Usefulness of the right parasternal approach to evaluate the morphology of atrial septal defect for transcatheter closure using two-dimensional and three-dimensional transthoracic echocardiography.
ABSTRACT The aim of this study was to demonstrate the feasibility and usefulness of addition of the right parasternal approach to the conventional left parasternal and apical approaches using two-dimensional (2D) and three-dimensional (3D) transthoracic echocardiography (TTE) for morphologic evaluation in cases of transcatheter closure of atrial septal defects (ASDs).

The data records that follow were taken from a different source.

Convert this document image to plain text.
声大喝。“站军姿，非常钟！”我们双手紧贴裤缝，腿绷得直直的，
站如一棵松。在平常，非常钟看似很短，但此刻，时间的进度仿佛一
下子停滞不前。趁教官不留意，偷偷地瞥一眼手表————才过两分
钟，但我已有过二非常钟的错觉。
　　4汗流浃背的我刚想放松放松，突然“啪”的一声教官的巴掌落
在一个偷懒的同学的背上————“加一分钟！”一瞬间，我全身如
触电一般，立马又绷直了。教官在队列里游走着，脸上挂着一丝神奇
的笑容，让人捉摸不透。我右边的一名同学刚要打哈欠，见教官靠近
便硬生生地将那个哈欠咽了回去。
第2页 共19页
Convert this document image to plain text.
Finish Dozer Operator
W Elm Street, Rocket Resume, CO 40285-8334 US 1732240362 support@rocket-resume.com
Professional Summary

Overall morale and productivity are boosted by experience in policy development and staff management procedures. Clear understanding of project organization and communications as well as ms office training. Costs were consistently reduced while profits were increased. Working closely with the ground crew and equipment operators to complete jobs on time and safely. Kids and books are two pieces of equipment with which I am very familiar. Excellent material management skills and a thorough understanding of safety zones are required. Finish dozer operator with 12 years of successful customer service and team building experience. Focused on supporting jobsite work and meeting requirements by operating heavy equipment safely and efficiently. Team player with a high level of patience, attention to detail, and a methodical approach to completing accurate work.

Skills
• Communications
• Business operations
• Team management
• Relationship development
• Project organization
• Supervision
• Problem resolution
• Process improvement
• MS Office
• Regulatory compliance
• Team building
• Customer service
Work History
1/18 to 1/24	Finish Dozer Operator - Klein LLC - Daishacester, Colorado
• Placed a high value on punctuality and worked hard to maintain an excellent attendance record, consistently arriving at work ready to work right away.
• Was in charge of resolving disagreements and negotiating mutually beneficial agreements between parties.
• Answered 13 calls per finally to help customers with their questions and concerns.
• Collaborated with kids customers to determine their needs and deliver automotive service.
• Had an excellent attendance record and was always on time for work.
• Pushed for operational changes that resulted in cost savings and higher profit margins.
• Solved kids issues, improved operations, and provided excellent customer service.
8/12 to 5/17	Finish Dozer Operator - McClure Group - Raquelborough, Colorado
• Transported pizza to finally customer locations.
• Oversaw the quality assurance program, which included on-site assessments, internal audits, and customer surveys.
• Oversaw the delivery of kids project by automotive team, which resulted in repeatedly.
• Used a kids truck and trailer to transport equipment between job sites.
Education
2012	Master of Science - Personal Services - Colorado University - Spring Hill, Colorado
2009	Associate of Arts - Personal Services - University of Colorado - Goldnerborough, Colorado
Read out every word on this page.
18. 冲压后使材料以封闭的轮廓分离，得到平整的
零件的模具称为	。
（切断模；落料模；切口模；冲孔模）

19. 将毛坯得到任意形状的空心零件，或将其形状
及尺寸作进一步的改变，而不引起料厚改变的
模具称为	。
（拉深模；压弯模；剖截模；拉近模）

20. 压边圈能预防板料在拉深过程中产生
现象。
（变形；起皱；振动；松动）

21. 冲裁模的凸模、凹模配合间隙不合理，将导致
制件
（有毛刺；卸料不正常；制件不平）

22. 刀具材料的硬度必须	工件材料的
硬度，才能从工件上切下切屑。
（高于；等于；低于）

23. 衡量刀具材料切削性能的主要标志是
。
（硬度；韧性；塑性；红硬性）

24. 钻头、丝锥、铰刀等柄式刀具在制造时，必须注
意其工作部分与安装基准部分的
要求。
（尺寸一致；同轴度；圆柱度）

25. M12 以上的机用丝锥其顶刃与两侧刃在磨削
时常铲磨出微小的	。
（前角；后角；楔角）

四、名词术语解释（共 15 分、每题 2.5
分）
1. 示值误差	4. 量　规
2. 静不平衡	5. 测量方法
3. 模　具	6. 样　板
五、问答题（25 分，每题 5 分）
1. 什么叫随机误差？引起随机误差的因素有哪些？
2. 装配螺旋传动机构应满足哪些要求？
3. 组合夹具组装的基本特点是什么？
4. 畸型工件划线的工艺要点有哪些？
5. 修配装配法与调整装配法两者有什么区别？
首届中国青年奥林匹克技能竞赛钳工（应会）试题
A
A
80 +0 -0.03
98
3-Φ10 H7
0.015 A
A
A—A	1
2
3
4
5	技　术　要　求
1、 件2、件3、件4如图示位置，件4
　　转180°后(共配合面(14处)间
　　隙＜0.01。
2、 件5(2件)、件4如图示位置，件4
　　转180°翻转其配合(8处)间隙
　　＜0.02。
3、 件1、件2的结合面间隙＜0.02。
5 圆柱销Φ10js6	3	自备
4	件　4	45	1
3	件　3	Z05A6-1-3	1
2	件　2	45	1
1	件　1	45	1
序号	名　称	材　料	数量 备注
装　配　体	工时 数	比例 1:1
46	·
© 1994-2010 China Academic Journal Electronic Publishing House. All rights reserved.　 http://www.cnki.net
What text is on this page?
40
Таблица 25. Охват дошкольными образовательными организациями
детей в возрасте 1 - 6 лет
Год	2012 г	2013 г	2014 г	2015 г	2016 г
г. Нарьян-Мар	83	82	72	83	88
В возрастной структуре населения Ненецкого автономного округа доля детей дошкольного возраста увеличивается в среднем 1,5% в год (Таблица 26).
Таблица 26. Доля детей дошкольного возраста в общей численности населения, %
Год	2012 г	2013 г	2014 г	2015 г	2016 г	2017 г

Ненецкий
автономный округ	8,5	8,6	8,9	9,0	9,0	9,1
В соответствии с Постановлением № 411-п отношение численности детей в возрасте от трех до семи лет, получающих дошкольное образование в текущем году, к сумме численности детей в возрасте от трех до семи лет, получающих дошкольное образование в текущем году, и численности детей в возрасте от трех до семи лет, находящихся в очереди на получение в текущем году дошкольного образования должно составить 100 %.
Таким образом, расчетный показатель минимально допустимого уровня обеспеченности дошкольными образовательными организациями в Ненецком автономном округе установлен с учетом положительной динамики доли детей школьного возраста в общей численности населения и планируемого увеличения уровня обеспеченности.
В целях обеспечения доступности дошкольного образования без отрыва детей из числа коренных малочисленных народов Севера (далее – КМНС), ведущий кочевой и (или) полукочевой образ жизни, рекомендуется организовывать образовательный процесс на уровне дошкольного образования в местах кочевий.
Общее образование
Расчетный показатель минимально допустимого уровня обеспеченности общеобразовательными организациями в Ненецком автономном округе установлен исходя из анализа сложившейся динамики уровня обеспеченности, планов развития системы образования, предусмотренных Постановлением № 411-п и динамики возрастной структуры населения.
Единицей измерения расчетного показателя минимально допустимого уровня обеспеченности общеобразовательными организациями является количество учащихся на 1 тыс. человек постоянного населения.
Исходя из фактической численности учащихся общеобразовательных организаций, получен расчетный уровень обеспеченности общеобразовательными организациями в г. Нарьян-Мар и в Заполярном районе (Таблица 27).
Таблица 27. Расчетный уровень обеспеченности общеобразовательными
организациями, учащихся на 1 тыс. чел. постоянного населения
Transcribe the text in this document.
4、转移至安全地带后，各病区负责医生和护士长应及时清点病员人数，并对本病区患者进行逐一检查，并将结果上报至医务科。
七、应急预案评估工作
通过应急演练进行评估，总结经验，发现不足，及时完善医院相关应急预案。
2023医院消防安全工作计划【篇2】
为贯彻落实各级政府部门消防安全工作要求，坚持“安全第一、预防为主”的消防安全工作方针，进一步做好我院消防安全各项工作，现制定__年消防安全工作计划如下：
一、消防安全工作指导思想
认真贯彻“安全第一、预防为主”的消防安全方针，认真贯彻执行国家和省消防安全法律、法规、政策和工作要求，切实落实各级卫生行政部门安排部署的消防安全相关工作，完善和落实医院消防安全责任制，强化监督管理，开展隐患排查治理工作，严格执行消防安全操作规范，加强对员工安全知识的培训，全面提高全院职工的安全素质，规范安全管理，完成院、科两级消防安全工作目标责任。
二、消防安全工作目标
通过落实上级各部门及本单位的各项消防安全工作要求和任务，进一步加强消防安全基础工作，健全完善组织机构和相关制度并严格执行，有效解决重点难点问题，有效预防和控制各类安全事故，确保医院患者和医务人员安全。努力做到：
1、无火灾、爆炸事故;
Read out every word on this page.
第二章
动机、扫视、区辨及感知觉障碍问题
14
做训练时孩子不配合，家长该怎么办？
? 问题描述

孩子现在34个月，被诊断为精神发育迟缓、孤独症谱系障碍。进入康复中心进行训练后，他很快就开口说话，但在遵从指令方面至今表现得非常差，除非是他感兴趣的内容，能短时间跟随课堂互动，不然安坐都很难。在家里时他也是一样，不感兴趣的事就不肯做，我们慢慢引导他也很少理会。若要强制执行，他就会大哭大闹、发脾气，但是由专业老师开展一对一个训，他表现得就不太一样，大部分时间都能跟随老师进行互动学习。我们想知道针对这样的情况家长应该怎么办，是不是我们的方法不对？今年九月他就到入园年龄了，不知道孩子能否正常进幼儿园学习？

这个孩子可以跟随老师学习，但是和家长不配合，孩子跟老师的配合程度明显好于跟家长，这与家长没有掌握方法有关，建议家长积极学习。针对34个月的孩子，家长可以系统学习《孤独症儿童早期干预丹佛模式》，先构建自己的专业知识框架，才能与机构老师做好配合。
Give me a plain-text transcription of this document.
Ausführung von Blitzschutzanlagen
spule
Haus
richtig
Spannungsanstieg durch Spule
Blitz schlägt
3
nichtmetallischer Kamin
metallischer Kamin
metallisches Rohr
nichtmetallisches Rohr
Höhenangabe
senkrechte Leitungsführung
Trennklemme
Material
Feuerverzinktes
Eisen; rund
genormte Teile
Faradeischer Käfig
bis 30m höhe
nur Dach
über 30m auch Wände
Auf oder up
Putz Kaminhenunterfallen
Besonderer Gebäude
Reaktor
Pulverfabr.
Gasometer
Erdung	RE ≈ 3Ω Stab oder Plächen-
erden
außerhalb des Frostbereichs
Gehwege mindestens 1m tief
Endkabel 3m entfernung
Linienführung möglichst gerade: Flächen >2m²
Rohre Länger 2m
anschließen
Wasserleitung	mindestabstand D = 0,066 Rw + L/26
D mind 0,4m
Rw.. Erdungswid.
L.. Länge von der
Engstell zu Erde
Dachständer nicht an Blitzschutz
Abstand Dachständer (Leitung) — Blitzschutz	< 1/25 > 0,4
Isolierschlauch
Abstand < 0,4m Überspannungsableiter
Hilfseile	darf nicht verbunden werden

In 112 consecutive patients with ASDs, the morphology of the defects was evaluated for transcatheter closure in the right parasternal view in addition to the conventional left views using 2D and 3D TTE. Measurements of the maximal ASD diameter and detection of deficient rim obtained on 2D TTE were compared with those obtained by 2D transesophageal echocardiography. The shapes and locations of ASDs visualized by 3D TTE were compared with those visualized by 3D transesophageal echocardiography.
In 88 patients (80.0%), optimal images from the right parasternal approach for morphologic evaluation of ASDs were obtained. Although there was a significant difference in maximal ASD diameter obtained only in the conventional left approach compared with transesophageal echocardiographic measurements (P < .05), when the right parasternal approach was applied, a significant difference was not found (P = .18), and the diagnostic concordance of the rim deficiency was improved from 85.2% to 90.9%. Three-dimensional TTE from the right parasternal approach improved visualization of the shape and location of ASDs from 65.5% to 74.5%.
Additional use of the right parasternal approach enables detailed morphologic evaluation for transcatheter closure of ASDs. In patients with suboptimal images on 3D TTE in the left conventional approach, additional 3D TTE in the right parasternal approach can improve the feasibility of obtaining optimal 3D images to evaluate the shapes and locations of ASDs.